Twitter engineer Alex Payne made news today by announcing that he is leaving Twitter to co-found a bank, called banksimple. The new bank is supposedly focusing on simplicity and transparency: there are no fees, you can deposit checks by uploading a picture of them, the website is nice and clear, etc. That’s great and all, but I got really excited when I looked into the bank a little more. One of the things they claim on their About page is “No overdraft fees.” Further down the page it says, “We will launch later this year with a simple card with in built checking, savings, rewards and a line of credit.”
If I am interpreting their claims correctly, it seems that every checking account will be linked with a line of credit, and there are no fees for switching between a positive and a negative balance. This is a large step toward making Fischer Black’s famous article, Banking and Interest Rates in a World Without Money, a reality. Black imagines that everyone has a single account at a bank. At the end of each month, if your average balance was positive, they pay you interest. If your average balance was negative, they charge you interest.
The interesting aspect of this world is that if most payments are made by check or electronic transfer, there is no reasonable definition for the quantity of money. Gross deposits are not the quantity of money, because this makes an arbitrary distinction between positive and negative balances. The net value of bank accounts is not the quantity of money, since they will equal (by an accounting identity) the capital of the banking sector. That’s not too useful. If there is no quantity of money, then a lot of what we know about macroeconomics breaks down. There is no quantity theory of money, and there is no liquidity preference theory. “Monetary policy” is powerless. This goes to show how much of monetary macroeconomics is completely dependent on particular institutions and legal restrictions.

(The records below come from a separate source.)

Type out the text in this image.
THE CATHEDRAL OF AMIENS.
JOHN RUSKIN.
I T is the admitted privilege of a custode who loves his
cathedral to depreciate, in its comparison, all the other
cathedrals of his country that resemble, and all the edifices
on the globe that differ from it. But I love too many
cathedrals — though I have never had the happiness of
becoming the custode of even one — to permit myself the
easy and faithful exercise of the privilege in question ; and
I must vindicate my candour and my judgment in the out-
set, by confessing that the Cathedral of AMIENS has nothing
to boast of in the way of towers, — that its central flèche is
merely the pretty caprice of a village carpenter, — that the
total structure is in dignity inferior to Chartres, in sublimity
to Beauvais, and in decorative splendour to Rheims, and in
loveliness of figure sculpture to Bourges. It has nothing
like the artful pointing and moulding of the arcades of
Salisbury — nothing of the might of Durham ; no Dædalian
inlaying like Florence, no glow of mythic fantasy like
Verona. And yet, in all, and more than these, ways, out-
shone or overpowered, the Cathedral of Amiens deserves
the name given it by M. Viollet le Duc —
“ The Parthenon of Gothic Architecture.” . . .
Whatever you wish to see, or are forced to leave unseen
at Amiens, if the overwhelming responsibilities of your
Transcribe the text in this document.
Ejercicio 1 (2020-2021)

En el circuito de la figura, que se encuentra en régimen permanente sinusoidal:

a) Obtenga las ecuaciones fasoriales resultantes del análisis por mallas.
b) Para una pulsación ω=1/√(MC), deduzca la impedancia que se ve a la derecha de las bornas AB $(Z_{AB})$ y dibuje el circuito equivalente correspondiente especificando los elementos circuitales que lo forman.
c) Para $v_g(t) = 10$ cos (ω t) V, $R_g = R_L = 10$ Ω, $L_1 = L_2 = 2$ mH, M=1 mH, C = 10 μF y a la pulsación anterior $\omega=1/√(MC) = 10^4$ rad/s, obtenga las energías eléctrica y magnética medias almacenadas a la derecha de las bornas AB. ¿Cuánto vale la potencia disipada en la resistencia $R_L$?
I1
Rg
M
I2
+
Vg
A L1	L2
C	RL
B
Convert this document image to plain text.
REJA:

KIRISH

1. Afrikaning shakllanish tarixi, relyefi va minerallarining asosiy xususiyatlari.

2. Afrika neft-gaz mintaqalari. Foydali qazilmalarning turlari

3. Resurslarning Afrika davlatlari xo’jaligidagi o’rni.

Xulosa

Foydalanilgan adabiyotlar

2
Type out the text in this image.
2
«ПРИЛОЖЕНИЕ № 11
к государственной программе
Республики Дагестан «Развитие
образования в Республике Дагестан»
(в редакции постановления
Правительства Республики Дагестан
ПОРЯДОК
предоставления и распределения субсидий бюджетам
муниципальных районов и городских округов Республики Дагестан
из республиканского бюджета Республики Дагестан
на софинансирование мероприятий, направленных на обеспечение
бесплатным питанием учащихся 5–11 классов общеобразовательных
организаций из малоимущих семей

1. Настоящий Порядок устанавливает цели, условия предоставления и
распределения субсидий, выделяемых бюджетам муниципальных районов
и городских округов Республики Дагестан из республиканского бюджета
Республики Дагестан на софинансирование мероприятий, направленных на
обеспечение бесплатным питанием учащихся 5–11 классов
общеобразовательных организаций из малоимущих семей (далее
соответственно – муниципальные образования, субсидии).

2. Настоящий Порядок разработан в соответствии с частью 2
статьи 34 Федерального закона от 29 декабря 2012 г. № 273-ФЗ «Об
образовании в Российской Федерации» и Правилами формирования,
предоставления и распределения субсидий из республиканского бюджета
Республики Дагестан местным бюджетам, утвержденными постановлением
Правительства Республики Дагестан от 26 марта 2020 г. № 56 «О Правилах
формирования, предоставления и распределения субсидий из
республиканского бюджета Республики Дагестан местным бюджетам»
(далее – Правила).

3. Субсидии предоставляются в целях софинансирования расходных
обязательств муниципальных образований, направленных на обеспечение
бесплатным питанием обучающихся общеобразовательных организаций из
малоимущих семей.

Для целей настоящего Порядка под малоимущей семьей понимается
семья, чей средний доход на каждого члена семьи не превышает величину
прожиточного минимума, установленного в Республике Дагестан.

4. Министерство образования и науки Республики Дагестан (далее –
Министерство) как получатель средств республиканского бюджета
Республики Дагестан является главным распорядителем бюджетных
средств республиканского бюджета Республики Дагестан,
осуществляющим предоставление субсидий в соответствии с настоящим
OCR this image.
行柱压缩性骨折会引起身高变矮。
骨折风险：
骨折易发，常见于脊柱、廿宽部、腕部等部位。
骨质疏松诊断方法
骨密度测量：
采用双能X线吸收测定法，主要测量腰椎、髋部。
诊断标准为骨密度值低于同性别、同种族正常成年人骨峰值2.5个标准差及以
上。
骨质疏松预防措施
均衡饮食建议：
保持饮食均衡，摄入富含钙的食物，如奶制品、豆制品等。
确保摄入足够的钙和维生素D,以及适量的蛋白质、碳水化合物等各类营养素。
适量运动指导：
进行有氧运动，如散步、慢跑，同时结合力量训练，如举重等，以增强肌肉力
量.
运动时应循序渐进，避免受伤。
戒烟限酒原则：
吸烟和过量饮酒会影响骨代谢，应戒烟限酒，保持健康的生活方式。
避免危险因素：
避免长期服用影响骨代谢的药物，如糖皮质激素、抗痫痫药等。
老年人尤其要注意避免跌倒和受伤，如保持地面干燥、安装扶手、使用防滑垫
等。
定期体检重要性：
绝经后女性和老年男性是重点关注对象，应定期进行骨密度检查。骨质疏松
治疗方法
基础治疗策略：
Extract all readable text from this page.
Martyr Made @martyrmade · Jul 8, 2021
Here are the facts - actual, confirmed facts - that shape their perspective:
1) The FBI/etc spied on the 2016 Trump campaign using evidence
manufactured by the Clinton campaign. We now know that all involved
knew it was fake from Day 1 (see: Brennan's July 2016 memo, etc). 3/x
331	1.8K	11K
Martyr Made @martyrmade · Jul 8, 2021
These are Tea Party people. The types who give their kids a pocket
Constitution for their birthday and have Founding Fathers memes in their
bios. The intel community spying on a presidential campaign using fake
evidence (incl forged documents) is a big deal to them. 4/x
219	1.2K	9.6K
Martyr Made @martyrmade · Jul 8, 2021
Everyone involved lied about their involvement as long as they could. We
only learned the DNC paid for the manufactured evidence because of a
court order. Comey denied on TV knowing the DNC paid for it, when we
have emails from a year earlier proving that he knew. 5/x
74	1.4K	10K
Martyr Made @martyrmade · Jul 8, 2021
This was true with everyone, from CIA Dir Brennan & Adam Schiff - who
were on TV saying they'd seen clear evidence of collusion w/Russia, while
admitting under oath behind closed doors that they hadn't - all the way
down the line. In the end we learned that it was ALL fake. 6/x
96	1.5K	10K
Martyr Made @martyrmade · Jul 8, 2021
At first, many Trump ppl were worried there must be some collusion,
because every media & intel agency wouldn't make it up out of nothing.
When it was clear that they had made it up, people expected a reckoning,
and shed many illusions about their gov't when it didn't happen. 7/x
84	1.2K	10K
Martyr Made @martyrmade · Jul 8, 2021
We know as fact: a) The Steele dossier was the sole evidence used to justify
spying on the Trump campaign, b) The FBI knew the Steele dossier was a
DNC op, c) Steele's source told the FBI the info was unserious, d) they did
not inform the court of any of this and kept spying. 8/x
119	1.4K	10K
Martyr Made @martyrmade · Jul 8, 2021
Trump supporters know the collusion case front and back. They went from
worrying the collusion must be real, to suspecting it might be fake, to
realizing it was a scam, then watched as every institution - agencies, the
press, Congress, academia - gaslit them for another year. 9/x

I would like to live in a world with the simple kind of Fischer Black-style banking, so I hope that banksimple takes off and works the way I expect it to. Even if it doesn’t, I think that the next few decades are ripe for changes in how we think about money; Black’s influence is likely to grow. If you haven’t yet read Business Cycles and Equilibrium (which contains a reprint of Banking and Interest Rates in a World Without Money), do it soon.